Eine wachsende Gruppe von EU-Parlamentariern will Jungeuropäer zu ihrem 18. Geburtstag kostenlos auf Europa-Entdeckungsfahrt schicken. Der Vorschlag hat Chancen.
Interrail-Reisende

Interrail-Reisende

Foto: Stephanie_Pilick/ picture-alliance / dpa

Was sich da in Brüssel formiert, ist der ultimative Albtraum für Helikopter-Eltern - und als eine Art Initiationsritus ins EU-Gemeinschaftsgefühl gedacht: EU-Parlamentarier planen, Jungeuropäern zum 18. Geburtstag Interrail-Tickets zu schenken. Dahinter steht die Idee, Europa bei jungen Leuten positiver zu konnotieren - und Gelegenheiten des gegenseitigen Kennenlernens zu schaffen. Es geht darum, eine europäische Identitätsbildung zu fördern.

Die Idee finde Unterstützung, und Vorbereitungen für einen konkreten Vorstoß liefen, erklärte ein Fraktionssprecher der Europäischen Volkspartei am Sonntag zu einem Bericht der "Welt". EVP-Fraktionschef Manfred Weber twitterte, er werde dafür werben.

Er hatte den Vorschlag vergangene Woche in einer Parlamentsdebatte angesprochen und gesagt: "Wir wollen dieses wundervolle Europa an unsere Jugend weitergeben. Jeder junge Europäer sollte zu seinem 18. Geburtstag ein Interrail-Ticket erhalten, damit er die Schönheit und Vielfalt Europas entdecken kann."

Mit solch einem Ticket kann man - je nach Tarif - zwischen fünf Tagen und einem Monat quer durch Europa reisen; es kostet zwischen 200 und 479 Euro pro Jugendlichem.

Manfred Weis ist amtierender Interrail-Rekordhalter: 1987 schaffte er 36.000 Bahnkilometer in vier Wochen. Kann man machen, muss man aber nicht.

Manfred Weis ist amtierender Interrail-Rekordhalter: 1987 schaffte er 36.000 Bahnkilometer in vier Wochen. Kann man machen, muss man aber nicht.

Foto: Uli Deck/ picture alliance / dpa

Geschätzte Kosten: Bis zu 1,5 Milliarden Euro

Mehrere Europapolitiker reagierten in der "Welt" positiv. "Ich finde die Idee für ein Gratis-Interrail-Ticket sehr sympathisch", sagte Vize-Europaparlamentspräsident Alexander Graf Lambsdorff (FDP). Der SPD-Europaabgeordnete Jo Leinen und der Grünen-Verkehrspolitiker Michael Cramer äußerten sich ebenfalls zustimmend.

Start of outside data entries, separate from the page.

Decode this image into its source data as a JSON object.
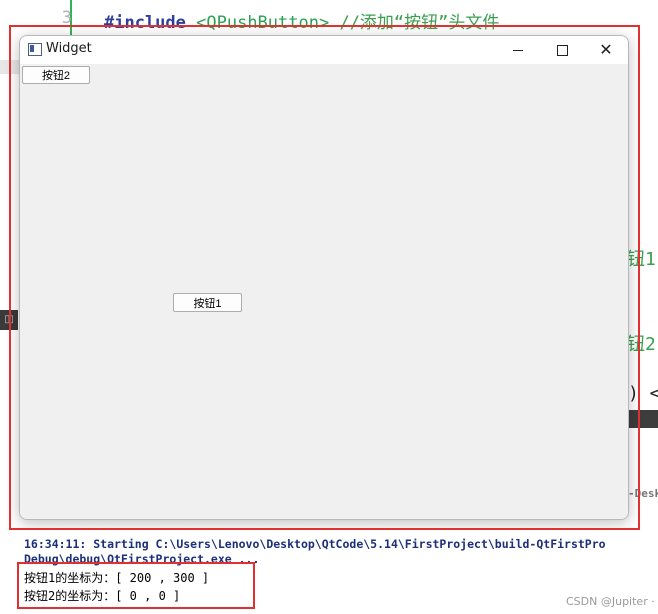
{
  "editor": {
    "line_number": "3",
    "include_kw": "#include",
    "include_header": "<QPushButton>",
    "include_comment": "//添加“按钮”头文件",
    "frag_1": "钮1",
    "frag_2": "钮2",
    "frag_3": ") <",
    "build_dir_fragment": "-Desk"
  },
  "window": {
    "title": "Widget",
    "close_glyph": "✕"
  },
  "buttons": {
    "button2_label": "按钮2",
    "button1_label": "按钮1"
  },
  "output": {
    "line1": "16:34:11: Starting C:\\Users\\Lenovo\\Desktop\\QtCode\\5.14\\FirstProject\\build-QtFirstPro",
    "line2": "Debug\\debug\\QtFirstProject.exe ...",
    "line3": "按钮1的坐标为：[ 200 , 300 ]",
    "line4": "按钮2的坐标为：[ 0 , 0 ]"
  },
  "watermark": "CSDN @Jupiter ·",
  "colors": {
    "highlight": "#e03030",
    "output_text": "#1c2f7a"
  }
}
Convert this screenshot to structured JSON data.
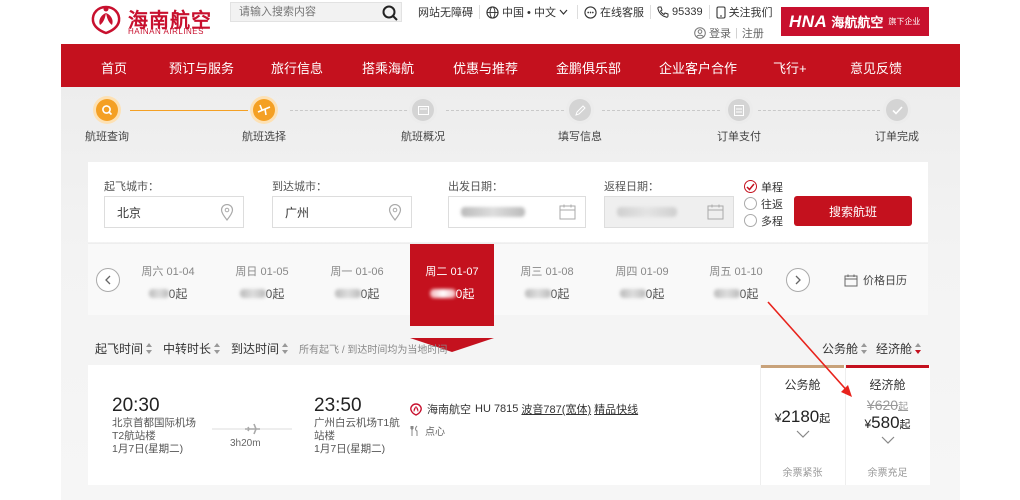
{
  "header": {
    "logo_cn": "海南航空",
    "logo_en": "HAINAN AIRLINES",
    "search_placeholder": "请输入搜索内容",
    "links": {
      "accessibility": "网站无障碍",
      "region": "中国 • 中文",
      "online_service": "在线客服",
      "phone": "95339",
      "wechat": "关注我们"
    },
    "login": "登录",
    "register": "注册",
    "badge_en": "HNA",
    "badge_cn": "海航航空",
    "badge_sub": "旗下企业"
  },
  "nav": [
    "首页",
    "预订与服务",
    "旅行信息",
    "搭乘海航",
    "优惠与推荐",
    "金鹏俱乐部",
    "企业客户合作",
    "飞行+",
    "意见反馈"
  ],
  "progress": [
    {
      "label": "航班查询",
      "active": true
    },
    {
      "label": "航班选择",
      "active": true
    },
    {
      "label": "航班概况",
      "active": false
    },
    {
      "label": "填写信息",
      "active": false
    },
    {
      "label": "订单支付",
      "active": false
    },
    {
      "label": "订单完成",
      "active": false
    }
  ],
  "form": {
    "from_label": "起飞城市：",
    "from_value": "北京",
    "to_label": "到达城市：",
    "to_value": "广州",
    "depart_label": "出发日期：",
    "return_label": "返程日期：",
    "trip_types": [
      {
        "label": "单程",
        "checked": true
      },
      {
        "label": "往返",
        "checked": false
      },
      {
        "label": "多程",
        "checked": false
      }
    ],
    "search_button": "搜索航班"
  },
  "dates": [
    {
      "day": "周六",
      "date": "01-04",
      "price_suffix": "0起",
      "selected": false
    },
    {
      "day": "周日",
      "date": "01-05",
      "price_suffix": "0起",
      "selected": false
    },
    {
      "day": "周一",
      "date": "01-06",
      "price_suffix": "0起",
      "selected": false
    },
    {
      "day": "周二",
      "date": "01-07",
      "price_suffix": "0起",
      "selected": true
    },
    {
      "day": "周三",
      "date": "01-08",
      "price_suffix": "0起",
      "selected": false
    },
    {
      "day": "周四",
      "date": "01-09",
      "price_suffix": "0起",
      "selected": false
    },
    {
      "day": "周五",
      "date": "01-10",
      "price_suffix": "0起",
      "selected": false
    }
  ],
  "price_calendar": "价格日历",
  "sort": {
    "dep_time": "起飞时间",
    "transfer": "中转时长",
    "arr_time": "到达时间",
    "note": "所有起飞 / 到达时间均为当地时间",
    "business": "公务舱",
    "economy": "经济舱"
  },
  "flight": {
    "dep_time": "20:30",
    "dep_airport": "北京首都国际机场",
    "dep_terminal": "T2航站楼",
    "dep_date": "1月7日(星期二)",
    "duration": "3h20m",
    "arr_time": "23:50",
    "arr_airport": "广州白云机场T1航",
    "arr_terminal": "站楼",
    "arr_date": "1月7日(星期二)",
    "airline": "海南航空",
    "flight_no": "HU 7815",
    "aircraft": "波音787(宽体)",
    "product": "精品快线",
    "meal": "点心"
  },
  "fares": {
    "business": {
      "name": "公务舱",
      "currency": "¥",
      "price": "2180",
      "suffix": "起",
      "status": "余票紧张",
      "accent": "#c8a27a"
    },
    "economy": {
      "name": "经济舱",
      "currency": "¥",
      "old_price": "620",
      "price": "580",
      "suffix": "起",
      "status": "余票充足",
      "accent": "#c4111e"
    }
  },
  "colors": {
    "brand": "#c4111e",
    "step_active": "#f4a024"
  }
}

Die Finanzierung ließe sich nach Lambsdorffs Worten mit Umschichtungen im EU-Haushalt stemmen. Laut EU-Statistikbehörde Eurostat gab es im vergangenen Jahr 5,4 Millionen 18-jährige EU-Bürger, wie die "Welt" schreibt. Würden sich 50 bis 70 Prozent von ihnen für ein Ticket interessieren, lägen die Kosten bei 1,0 bis 1,5 Milliarden Euro.

Gianni Pittella, der Chef der Sozialdemokraten im Europäischen Parlament, äußerte sich ablehnend und sagte: "Ich bin nicht voll überzeugt, dass das die Top-Priorität der EU ist." Wichtiger seien Jobs für Jugendliche.

Die Umsetzung wäre auch kompliziert, weil die EU-Kommission sie nicht allein bewerkstelligen könnte. Dennoch zeigte sich die Behörde gesprächsbereit. "Die Mobilität von jungen Europäern zu erleichtern, ist ein wichtiges Ziel der Kommission", sagte EU-Verkehrskommissarin Violeta Bulc der "Welt".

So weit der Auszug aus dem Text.